I took my car to the shop with my receipt in hand believing that they would replace the part for me as I have spent a good deal of money with them—I was wrong. The part was warranted for 1 year—not 1 year and 9 days. They let me know that the cost to replace my camshaft position sensor would be $270 (again). According to the manager, the entire upper intake must be disconnected and removed in order to get to the part which is why 2 hours of shop time must be scheduled.
There was no way that shop was going to get another dime of my money so I decided to do the job myself…no matter how long it took. After some searches on the web (vehicle-specific forums are a great resource), I began to gain some hope. As I researched my issue, I found that other owners claimed there was a “shop trick” that would reduce the removal and installation time to less than a half hour.
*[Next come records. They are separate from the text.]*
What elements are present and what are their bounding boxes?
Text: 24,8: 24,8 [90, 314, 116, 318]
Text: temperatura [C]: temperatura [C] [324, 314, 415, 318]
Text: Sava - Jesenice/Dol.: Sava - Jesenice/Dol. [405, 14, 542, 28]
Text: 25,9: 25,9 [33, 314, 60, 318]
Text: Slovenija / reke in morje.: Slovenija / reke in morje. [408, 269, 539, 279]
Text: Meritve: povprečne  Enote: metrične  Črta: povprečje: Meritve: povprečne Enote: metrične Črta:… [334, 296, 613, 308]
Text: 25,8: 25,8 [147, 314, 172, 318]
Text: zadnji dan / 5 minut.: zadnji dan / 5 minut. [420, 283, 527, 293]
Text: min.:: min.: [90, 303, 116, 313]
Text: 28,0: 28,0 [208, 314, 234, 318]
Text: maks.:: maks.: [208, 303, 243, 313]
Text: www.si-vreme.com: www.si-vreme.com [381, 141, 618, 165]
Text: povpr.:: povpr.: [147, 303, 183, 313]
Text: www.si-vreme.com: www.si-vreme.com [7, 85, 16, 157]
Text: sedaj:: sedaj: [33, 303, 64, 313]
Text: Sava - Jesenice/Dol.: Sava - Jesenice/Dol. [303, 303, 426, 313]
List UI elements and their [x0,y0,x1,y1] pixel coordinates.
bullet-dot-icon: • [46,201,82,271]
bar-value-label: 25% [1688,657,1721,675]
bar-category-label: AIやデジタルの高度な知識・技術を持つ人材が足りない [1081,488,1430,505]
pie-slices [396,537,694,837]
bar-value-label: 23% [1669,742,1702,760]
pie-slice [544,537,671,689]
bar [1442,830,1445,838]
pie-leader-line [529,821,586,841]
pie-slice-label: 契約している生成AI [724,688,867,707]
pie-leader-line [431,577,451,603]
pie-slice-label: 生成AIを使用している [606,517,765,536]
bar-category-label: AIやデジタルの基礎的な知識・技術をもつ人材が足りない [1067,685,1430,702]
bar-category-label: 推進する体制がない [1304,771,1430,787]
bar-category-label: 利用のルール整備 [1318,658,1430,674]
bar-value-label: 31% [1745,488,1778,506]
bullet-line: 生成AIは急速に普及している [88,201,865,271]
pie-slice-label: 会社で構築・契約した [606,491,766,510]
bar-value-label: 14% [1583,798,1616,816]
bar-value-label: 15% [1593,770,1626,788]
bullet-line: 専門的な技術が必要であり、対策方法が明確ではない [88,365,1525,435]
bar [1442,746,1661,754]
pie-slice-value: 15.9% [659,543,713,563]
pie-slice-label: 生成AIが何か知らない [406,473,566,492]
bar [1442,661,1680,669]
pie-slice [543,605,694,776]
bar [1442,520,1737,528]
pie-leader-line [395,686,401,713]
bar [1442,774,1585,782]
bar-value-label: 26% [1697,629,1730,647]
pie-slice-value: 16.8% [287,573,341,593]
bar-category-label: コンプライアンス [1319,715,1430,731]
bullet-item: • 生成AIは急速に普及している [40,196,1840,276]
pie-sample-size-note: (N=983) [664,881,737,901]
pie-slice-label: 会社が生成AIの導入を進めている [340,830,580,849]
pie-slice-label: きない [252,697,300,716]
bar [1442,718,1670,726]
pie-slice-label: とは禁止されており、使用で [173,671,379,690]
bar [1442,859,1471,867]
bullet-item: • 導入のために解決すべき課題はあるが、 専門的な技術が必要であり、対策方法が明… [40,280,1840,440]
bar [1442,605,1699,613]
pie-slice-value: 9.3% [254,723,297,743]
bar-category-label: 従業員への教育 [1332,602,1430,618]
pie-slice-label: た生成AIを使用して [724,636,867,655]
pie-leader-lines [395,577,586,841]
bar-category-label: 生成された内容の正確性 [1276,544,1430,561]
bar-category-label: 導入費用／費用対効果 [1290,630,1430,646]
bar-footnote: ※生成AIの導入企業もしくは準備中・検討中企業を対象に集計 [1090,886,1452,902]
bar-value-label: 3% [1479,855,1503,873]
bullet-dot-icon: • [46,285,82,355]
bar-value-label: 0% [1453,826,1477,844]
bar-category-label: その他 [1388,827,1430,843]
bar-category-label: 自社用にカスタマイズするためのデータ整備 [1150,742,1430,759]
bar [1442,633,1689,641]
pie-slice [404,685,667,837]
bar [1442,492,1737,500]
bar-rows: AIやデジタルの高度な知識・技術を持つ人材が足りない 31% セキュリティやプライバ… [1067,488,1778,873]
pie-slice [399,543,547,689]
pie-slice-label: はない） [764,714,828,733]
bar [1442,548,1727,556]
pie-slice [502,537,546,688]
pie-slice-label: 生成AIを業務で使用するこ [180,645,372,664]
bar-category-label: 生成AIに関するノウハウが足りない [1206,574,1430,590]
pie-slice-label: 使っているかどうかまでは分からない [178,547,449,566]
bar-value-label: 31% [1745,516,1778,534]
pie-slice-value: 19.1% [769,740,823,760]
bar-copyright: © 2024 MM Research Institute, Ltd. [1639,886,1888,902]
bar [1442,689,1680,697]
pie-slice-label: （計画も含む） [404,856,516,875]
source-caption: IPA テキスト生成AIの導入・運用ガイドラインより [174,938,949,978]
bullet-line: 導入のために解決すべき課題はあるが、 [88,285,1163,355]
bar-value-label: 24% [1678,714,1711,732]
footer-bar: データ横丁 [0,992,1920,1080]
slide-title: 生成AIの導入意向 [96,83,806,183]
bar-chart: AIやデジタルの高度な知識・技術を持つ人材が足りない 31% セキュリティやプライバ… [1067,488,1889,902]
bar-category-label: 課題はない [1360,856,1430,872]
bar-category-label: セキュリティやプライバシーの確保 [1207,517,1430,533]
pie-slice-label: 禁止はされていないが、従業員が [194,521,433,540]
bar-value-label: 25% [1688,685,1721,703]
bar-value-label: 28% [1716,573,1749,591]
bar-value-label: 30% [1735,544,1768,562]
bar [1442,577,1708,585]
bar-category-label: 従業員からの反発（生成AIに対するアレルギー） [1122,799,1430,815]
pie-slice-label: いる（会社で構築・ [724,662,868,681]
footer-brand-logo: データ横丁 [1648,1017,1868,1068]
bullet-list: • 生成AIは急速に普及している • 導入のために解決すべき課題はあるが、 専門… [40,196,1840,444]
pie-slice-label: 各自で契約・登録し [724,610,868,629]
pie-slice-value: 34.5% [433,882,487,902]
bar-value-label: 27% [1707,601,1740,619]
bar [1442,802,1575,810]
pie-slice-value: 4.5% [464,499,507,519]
Rather than disconnecting and removing the upper intake, the bolts on the top and front of the intake can be loosened enough to allow the front of the intake to be raised a couple of inches, providing ample clearance for the removal and installation of the camshaft position sensor, which is connected to the vehicle with one bolt and one wire.
I was pleased to find the part for $47 (not $110) at my local parts store. Using the tips I found in the forums I researched, I had the job done in less than 20 minutes (including finding and putting away my tools). Because I took the time to learn a little bit about my issue, I saved $220 and a good deal of time at the shop.
There are plenty of opportunities to save money on car repairs if you are willing to give just a little time and effort. Some components on modern vehicles are best left to the professionals when they fail, but many parts are easy to get to and can quickly and easily be removed and replaced by anybody with a willingness to turn a wrench and maybe get a little dirty. Do your research and do it yourself.